Там, внизу, не было стен – только корни, переплетённые, как кости в груди у великана. В середине озеро. Гладкое, чёрное, как зеркало без отражения. И на том берегу Томас. Он стоял босиком, в белой рубашке. Лицо спокойное, а глаза чужие.
– Эльси, – сказал он. Но голос был чужой, натянутый, как маска.
Сзади прошелестело. Она обернулась – никого. Только корни. Только озеро.
– Иди ко мне, сестрёнка, – голос стал тише, слаще. – Здесь хорошо. Она поёт, она обещала, что мы будем вместе.
– Томас… это не ты, – прошептала Эльси. – Ты должен вернуться домой.
– Дом? – Он нахмурился. – Какой дом? Я дома. Здесь лучше.
И тогда заговорила она. Голос без тела. Он звучал из корней, из воды, из волос Эльси. Шёпот, сладкий и чёрный. Слова – древние, незнакомые, но смысл капал между ними, как вода в трещину.
Эльси сжала мешочек. Камень внутри зажёгся болью. Горло пересохло.
– Отпусти его, – сказала она. – Возьми… меня.
Томас качнулся. Будто волна прошла сквозь него. Лицо дёрнулось.
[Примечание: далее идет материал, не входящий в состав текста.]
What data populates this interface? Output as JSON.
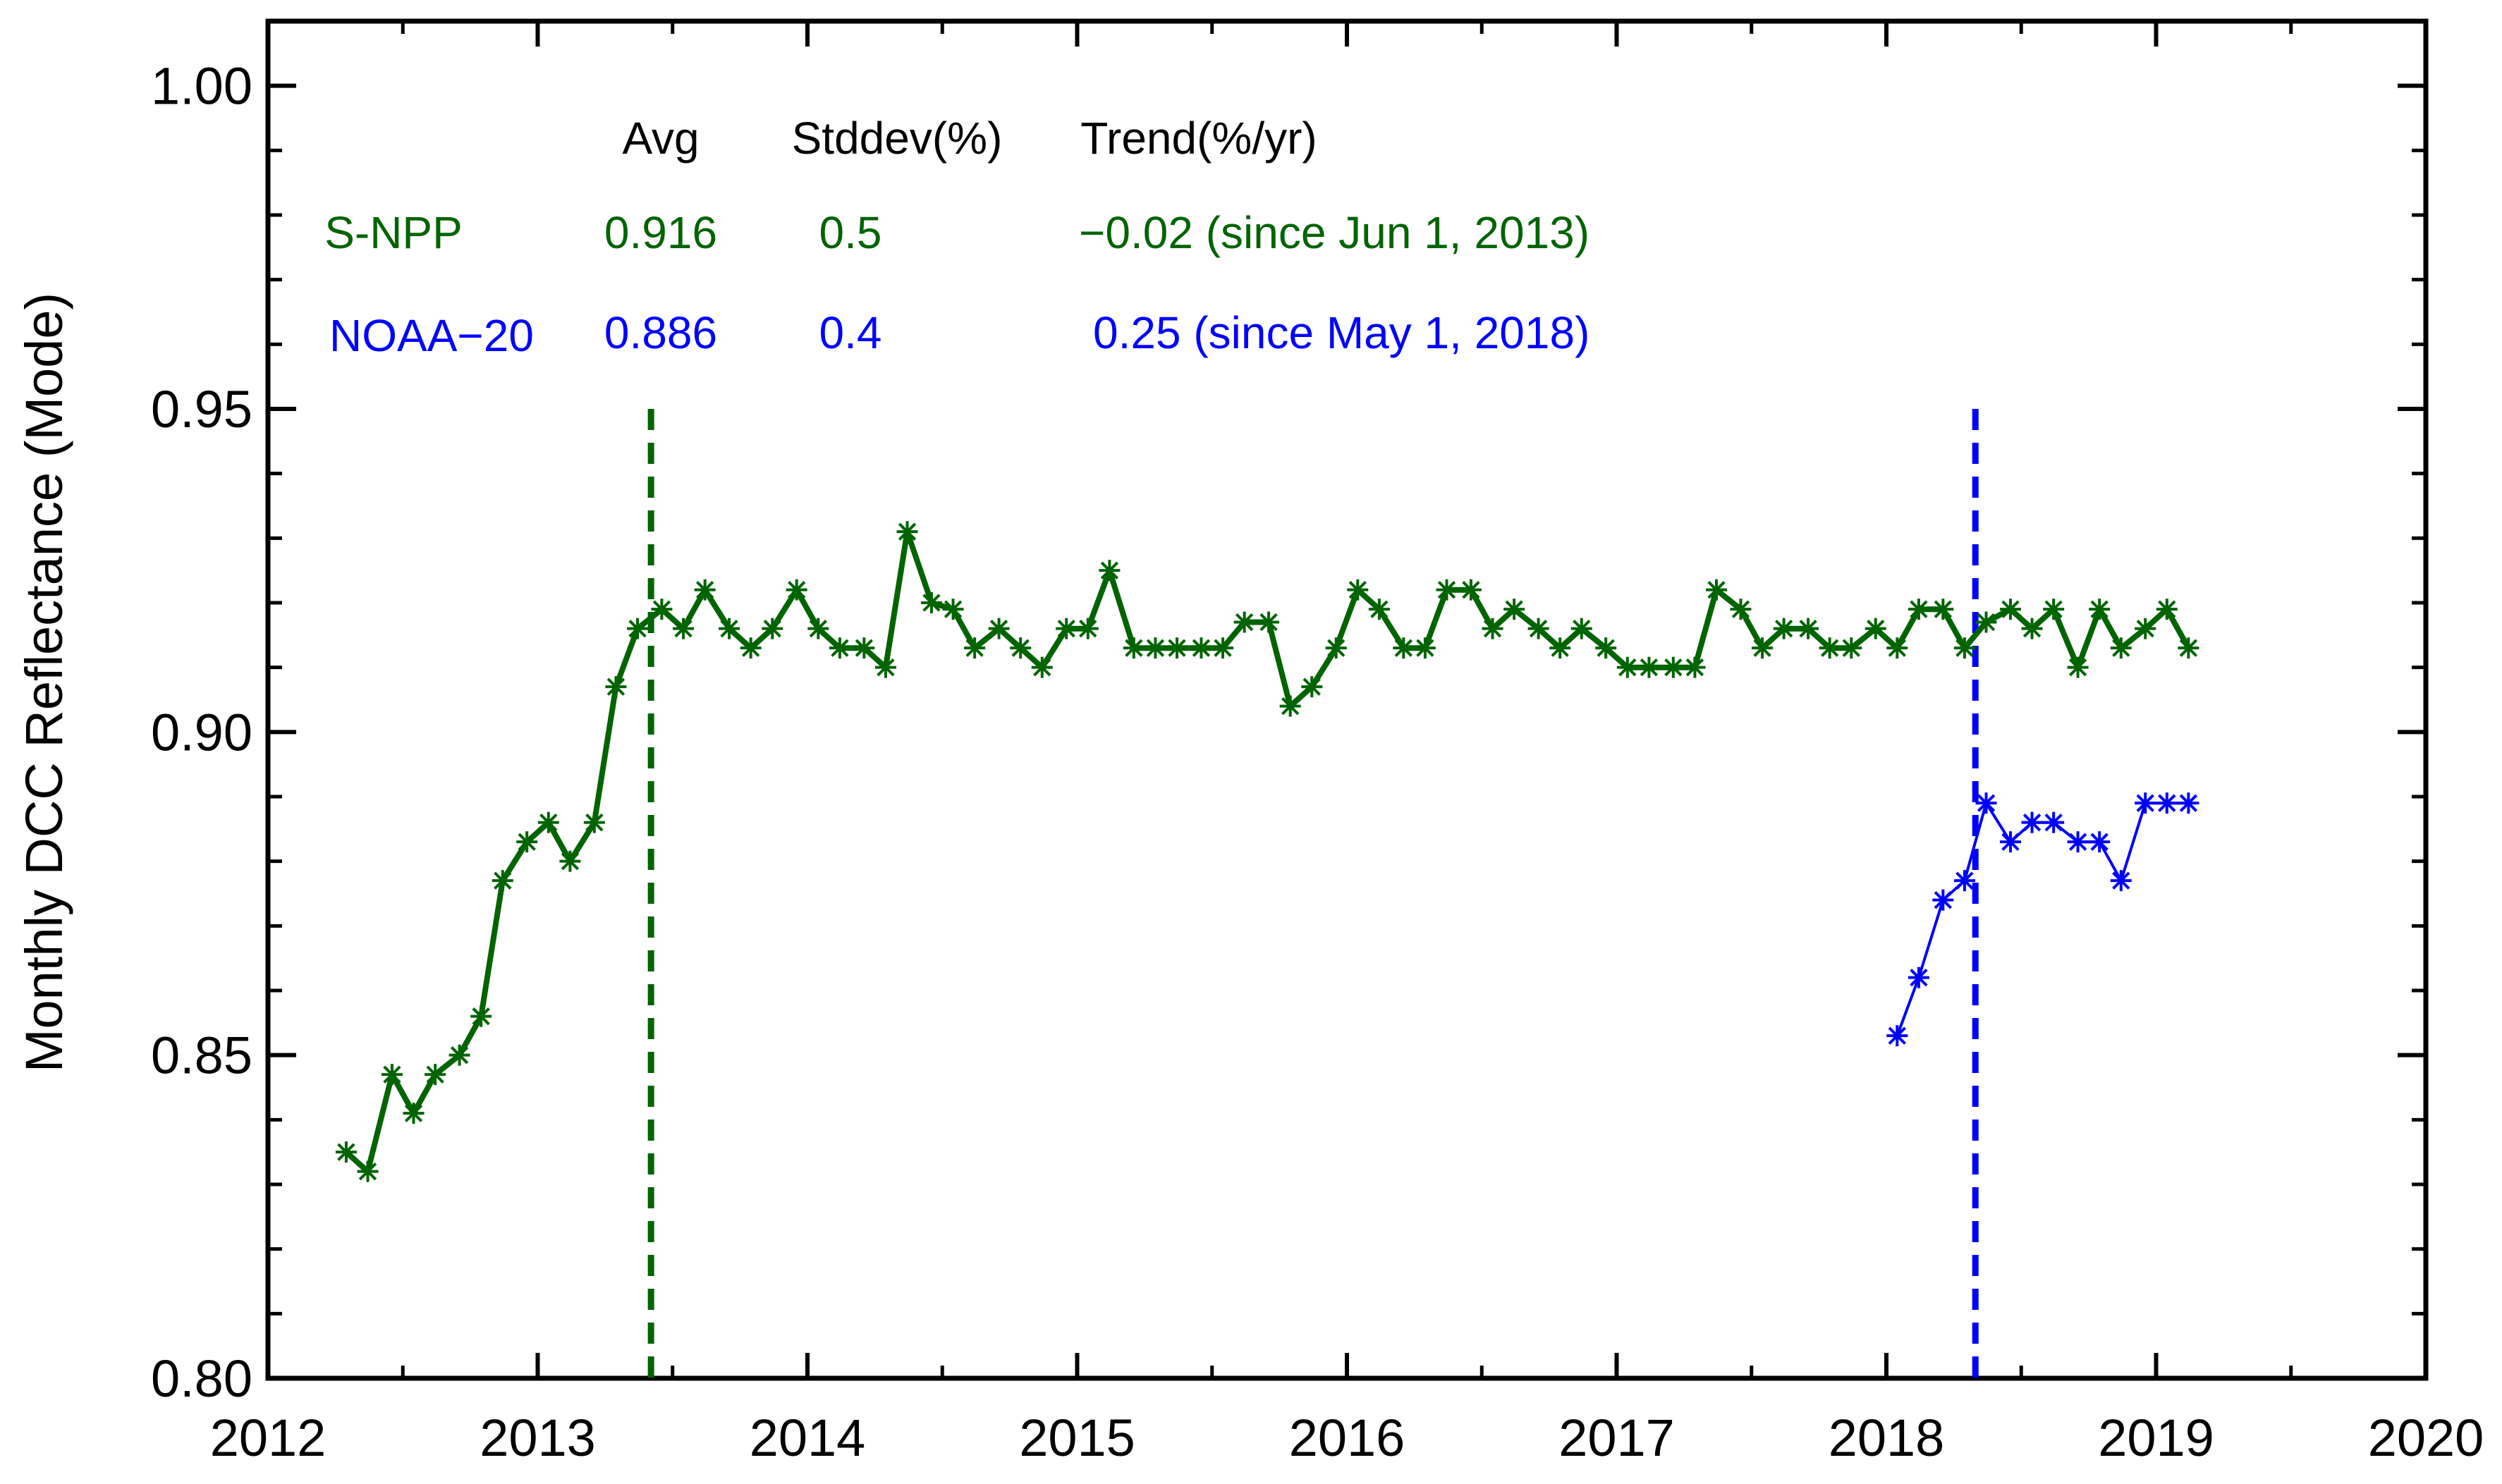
{
  "chart_data": {
    "type": "line",
    "title": "",
    "xlabel": "",
    "ylabel": "Monthly DCC Reflectance (Mode)",
    "xlim": [
      2012,
      2020
    ],
    "ylim": [
      0.8,
      1.01
    ],
    "x_ticks": [
      2012,
      2013,
      2014,
      2015,
      2016,
      2017,
      2018,
      2019,
      2020
    ],
    "x_tick_labels": [
      "2012",
      "2013",
      "2014",
      "2015",
      "2016",
      "2017",
      "2018",
      "2019",
      "2020"
    ],
    "y_ticks": [
      0.8,
      0.85,
      0.9,
      0.95,
      1.0
    ],
    "y_tick_labels": [
      "0.80",
      "0.85",
      "0.90",
      "0.95",
      "1.00"
    ],
    "grid": false,
    "series": [
      {
        "name": "S-NPP",
        "color": "#006400",
        "marker": "asterisk",
        "x": [
          2012.29,
          2012.37,
          2012.46,
          2012.54,
          2012.62,
          2012.71,
          2012.79,
          2012.87,
          2012.96,
          2013.04,
          2013.12,
          2013.21,
          2013.29,
          2013.37,
          2013.46,
          2013.54,
          2013.62,
          2013.71,
          2013.79,
          2013.87,
          2013.96,
          2014.04,
          2014.12,
          2014.21,
          2014.29,
          2014.37,
          2014.46,
          2014.54,
          2014.62,
          2014.71,
          2014.79,
          2014.87,
          2014.96,
          2015.04,
          2015.12,
          2015.21,
          2015.29,
          2015.37,
          2015.46,
          2015.54,
          2015.62,
          2015.71,
          2015.79,
          2015.87,
          2015.96,
          2016.04,
          2016.12,
          2016.21,
          2016.29,
          2016.37,
          2016.46,
          2016.54,
          2016.62,
          2016.71,
          2016.79,
          2016.87,
          2016.96,
          2017.04,
          2017.12,
          2017.21,
          2017.29,
          2017.37,
          2017.46,
          2017.54,
          2017.62,
          2017.71,
          2017.79,
          2017.87,
          2017.96,
          2018.04,
          2018.12,
          2018.21,
          2018.29,
          2018.37,
          2018.46,
          2018.54,
          2018.62,
          2018.71,
          2018.79,
          2018.87,
          2018.96,
          2019.04,
          2019.12
        ],
        "values": [
          0.835,
          0.832,
          0.847,
          0.841,
          0.847,
          0.85,
          0.856,
          0.877,
          0.883,
          0.886,
          0.88,
          0.886,
          0.907,
          0.916,
          0.919,
          0.916,
          0.922,
          0.916,
          0.913,
          0.916,
          0.922,
          0.916,
          0.913,
          0.913,
          0.91,
          0.931,
          0.92,
          0.919,
          0.913,
          0.916,
          0.913,
          0.91,
          0.916,
          0.916,
          0.925,
          0.913,
          0.913,
          0.913,
          0.913,
          0.913,
          0.917,
          0.917,
          0.904,
          0.907,
          0.913,
          0.922,
          0.919,
          0.913,
          0.913,
          0.922,
          0.922,
          0.916,
          0.919,
          0.916,
          0.913,
          0.916,
          0.913,
          0.91,
          0.91,
          0.91,
          0.91,
          0.922,
          0.919,
          0.913,
          0.916,
          0.916,
          0.913,
          0.913,
          0.916,
          0.913,
          0.919,
          0.919,
          0.913,
          0.917,
          0.919,
          0.916,
          0.919,
          0.91,
          0.919,
          0.913,
          0.916,
          0.919,
          0.913
        ]
      },
      {
        "name": "NOAA-20",
        "color": "#0000ff",
        "marker": "asterisk",
        "x": [
          2018.04,
          2018.12,
          2018.21,
          2018.29,
          2018.37,
          2018.46,
          2018.54,
          2018.62,
          2018.71,
          2018.79,
          2018.87,
          2018.96,
          2019.04,
          2019.12
        ],
        "values": [
          0.853,
          0.862,
          0.874,
          0.877,
          0.889,
          0.883,
          0.886,
          0.886,
          0.883,
          0.883,
          0.877,
          0.889,
          0.889,
          0.889
        ]
      }
    ],
    "vertical_lines": [
      {
        "x": 2013.42,
        "color": "#006400",
        "style": "dashed",
        "y_range": [
          0.8,
          0.95
        ]
      },
      {
        "x": 2018.33,
        "color": "#0000ff",
        "style": "dashed",
        "y_range": [
          0.8,
          0.95
        ]
      }
    ],
    "stats_table": {
      "headers": {
        "avg": "Avg",
        "stddev": "Stddev(%)",
        "trend": "Trend(%/yr)"
      },
      "rows": [
        {
          "name": "S-NPP",
          "avg": "0.916",
          "stddev": "0.5",
          "trend": "−0.02 (since Jun 1, 2013)",
          "color": "#006400"
        },
        {
          "name": "NOAA−20",
          "avg": "0.886",
          "stddev": "0.4",
          "trend": "0.25 (since May 1, 2018)",
          "color": "#0000ff"
        }
      ]
    }
  }
}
Из глаз потекли слёзы.
– Хитрая девочка, – прошептал голос. – Ты знаешь цену.
Корни дрогнули. Из озера поднялась она. Лицо без кожи. Волосы длинные, белые, как корни. Руки сучья. Глаза тёмные провалы, светящиеся изнутри.
Но в них было что-то материнское. Изуродованное, голодное материнство.
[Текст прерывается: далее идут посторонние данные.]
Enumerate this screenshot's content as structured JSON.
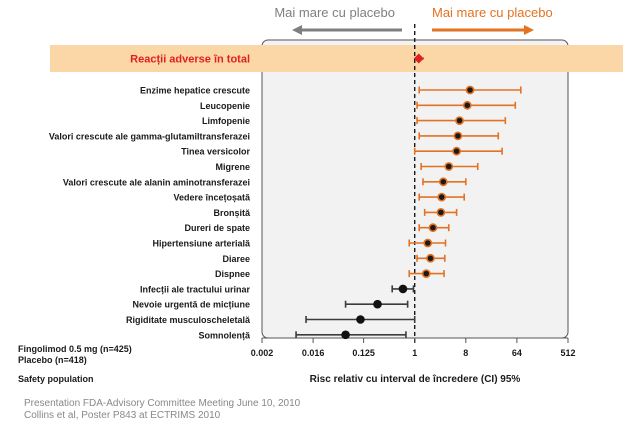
{
  "chart_data": {
    "type": "scatter",
    "subtype": "forest-plot",
    "direction_labels": {
      "left": "Mai mare cu placebo",
      "right": "Mai mare cu placebo"
    },
    "colors": {
      "left_label": "#7f7f7f",
      "right_label": "#e37222",
      "orange": "#e37222",
      "dark": "#3c3c3c",
      "total_row_bg": "#fbd7a8",
      "total_text": "#e02020",
      "total_marker": "#e02020",
      "plot_bg": "#f2f2f2"
    },
    "total": {
      "label": "Reacții adverse în total",
      "value": 1.18,
      "ci": [
        1.0,
        1.45
      ]
    },
    "rows": [
      {
        "label": "Enzime hepatice crescute",
        "value": 9.5,
        "ci": [
          1.2,
          75
        ],
        "color": "orange"
      },
      {
        "label": "Leucopenie",
        "value": 8.5,
        "ci": [
          1.1,
          60
        ],
        "color": "orange"
      },
      {
        "label": "Limfopenie",
        "value": 6.2,
        "ci": [
          1.1,
          40
        ],
        "color": "orange"
      },
      {
        "label": "Valori crescute ale gamma-glutamiltransferazei",
        "value": 5.8,
        "ci": [
          1.2,
          30
        ],
        "color": "orange"
      },
      {
        "label": "Tinea versicolor",
        "value": 5.5,
        "ci": [
          1.0,
          35
        ],
        "color": "orange"
      },
      {
        "label": "Migrene",
        "value": 4.0,
        "ci": [
          1.3,
          13
        ],
        "color": "orange"
      },
      {
        "label": "Valori crescute ale alanin aminotransferazei",
        "value": 3.2,
        "ci": [
          1.4,
          8
        ],
        "color": "orange"
      },
      {
        "label": "Vedere încețoșată",
        "value": 3.0,
        "ci": [
          1.2,
          7.5
        ],
        "color": "orange"
      },
      {
        "label": "Bronșită",
        "value": 2.9,
        "ci": [
          1.5,
          5.5
        ],
        "color": "orange"
      },
      {
        "label": "Dureri de spate",
        "value": 2.1,
        "ci": [
          1.2,
          4.0
        ],
        "color": "orange"
      },
      {
        "label": "Hipertensiune arterială",
        "value": 1.7,
        "ci": [
          0.8,
          3.5
        ],
        "color": "orange"
      },
      {
        "label": "Diaree",
        "value": 1.9,
        "ci": [
          1.1,
          3.4
        ],
        "color": "orange"
      },
      {
        "label": "Dispnee",
        "value": 1.6,
        "ci": [
          0.8,
          3.3
        ],
        "color": "orange"
      },
      {
        "label": "Infecții ale tractului urinar",
        "value": 0.62,
        "ci": [
          0.4,
          0.95
        ],
        "color": "dark"
      },
      {
        "label": "Nevoie urgentă de micțiune",
        "value": 0.22,
        "ci": [
          0.06,
          0.75
        ],
        "color": "dark"
      },
      {
        "label": "Rigiditate musculoscheletală",
        "value": 0.11,
        "ci": [
          0.012,
          1.0
        ],
        "color": "dark"
      },
      {
        "label": "Somnolență",
        "value": 0.06,
        "ci": [
          0.008,
          0.7
        ],
        "color": "dark"
      }
    ],
    "x_axis": {
      "scale": "log2",
      "ticks": [
        0.002,
        0.016,
        0.125,
        1,
        8,
        64,
        512
      ],
      "tick_labels": [
        "0.002",
        "0.016",
        "0.125",
        "1",
        "8",
        "64",
        "512"
      ],
      "xlim": [
        0.002,
        512
      ],
      "xlabel": "Risc relativ cu interval de încredere (CI) 95%",
      "reference_line": 1
    },
    "side_notes": {
      "treatment": "Fingolimod 0.5 mg (n=425)",
      "placebo": "Placebo (n=418)",
      "population": "Safety population"
    }
  },
  "footnotes": {
    "line1": "Presentation FDA-Advisory Committee Meeting June 10, 2010",
    "line2": "Collins et al, Poster P843 at ECTRIMS 2010"
  }
}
– Имя, – сказала ведьма. – Назови своё имя.
Эльси молчала. Достала мешочек и бросила в озеро. Ведьма взвыла, закрыла лицо кривыми руками.
– Имя! – завизжала она. – Ты мне его дашь!
– Нет, – ответила Эльси. – У меня больше нет имени. Ты его не получишь. Но я дам тебе… свою песню.
И она запела. Хрипло. Неровно, но чисто. Ту самую колыбельную, что мать пела в грозу.
Ведьма заколебалась. Тень в её глазах затрепетала. Озеро вздрогнуло. Волны побежали по корням. Синие прожилки потускнели. Мир начал рушиться. Эльси схватила Томаса. Он был тяжёлый. Но тёплый.
Они бежали. Корни отступали. Шептали. Манили. Кричали. Но они не оборачивались. Когда Эльси выбежала на поляну, небо уже светлело.
Рассвет.
Отец Гарроу стоял на том же месте. Молча взял Томаса на руки. Посмотрел на Эльси.
– Ты не назвала имя?
– Нет.
Он кивнул.
За их спиной ива дрогнула. Ветви рванулись ввысь, будто в последней попытке схватить их, но первый солнечный луч коснулся листвы и дерево застыло.
Навсегда.
Эпилог
Прошло три дня. Томас не помнил ничего. Ни сна, ни песни, ни глаз в темноте. Он снова смеялся, гонялся за курицами во дворе и засыпал, прижавшись к Эльси. Иногда, когда солнце клонилось к закату, она смотрела на иву из окна и клялась, что слышит лёгкий, почти неуловимый вздох среди ветвей. Не стон, не крик, просто тень дыхания.
Отец Гарроу ушёл тем же вечером, оставив лишь короткую записку:
"Ты не назвала имя, значит, ты сильнее её. Но берегись. Она теперь знает твой голос."
Иногда, когда Эльси идёт по тропе одна, шорох листьев звучит, как шепот. В воде мелькает бледное лицо. И тогда она прижимает руку к груди, туда, где раньше лежал белый камень. Его больше нет, но осталась тишина. Тишина, полная имён, которые никогда нельзя произносить.
Мёд и мышьяк
Глава I. Ведьма в подвале
На самой окраине городка, там, где асфальт уступает место утоптанной земле, а ровные ряды домов сменяются покосившимися строениями с облупленной краской и ржавыми крышами, жила она. Люди не знали её настоящего имени. Кто-то вяло произносил – тётушка Лея, кто-то, опуская голос, шептал – ведьма. Но для детей она была Сластёна. Не из страха. Из трепетного восхищения. Потому что каждый, кто переступал порог её дома, выходил оттуда с полными карманами леденцов, пряников, марципановых роз и мягких, тающих на языке ирисок.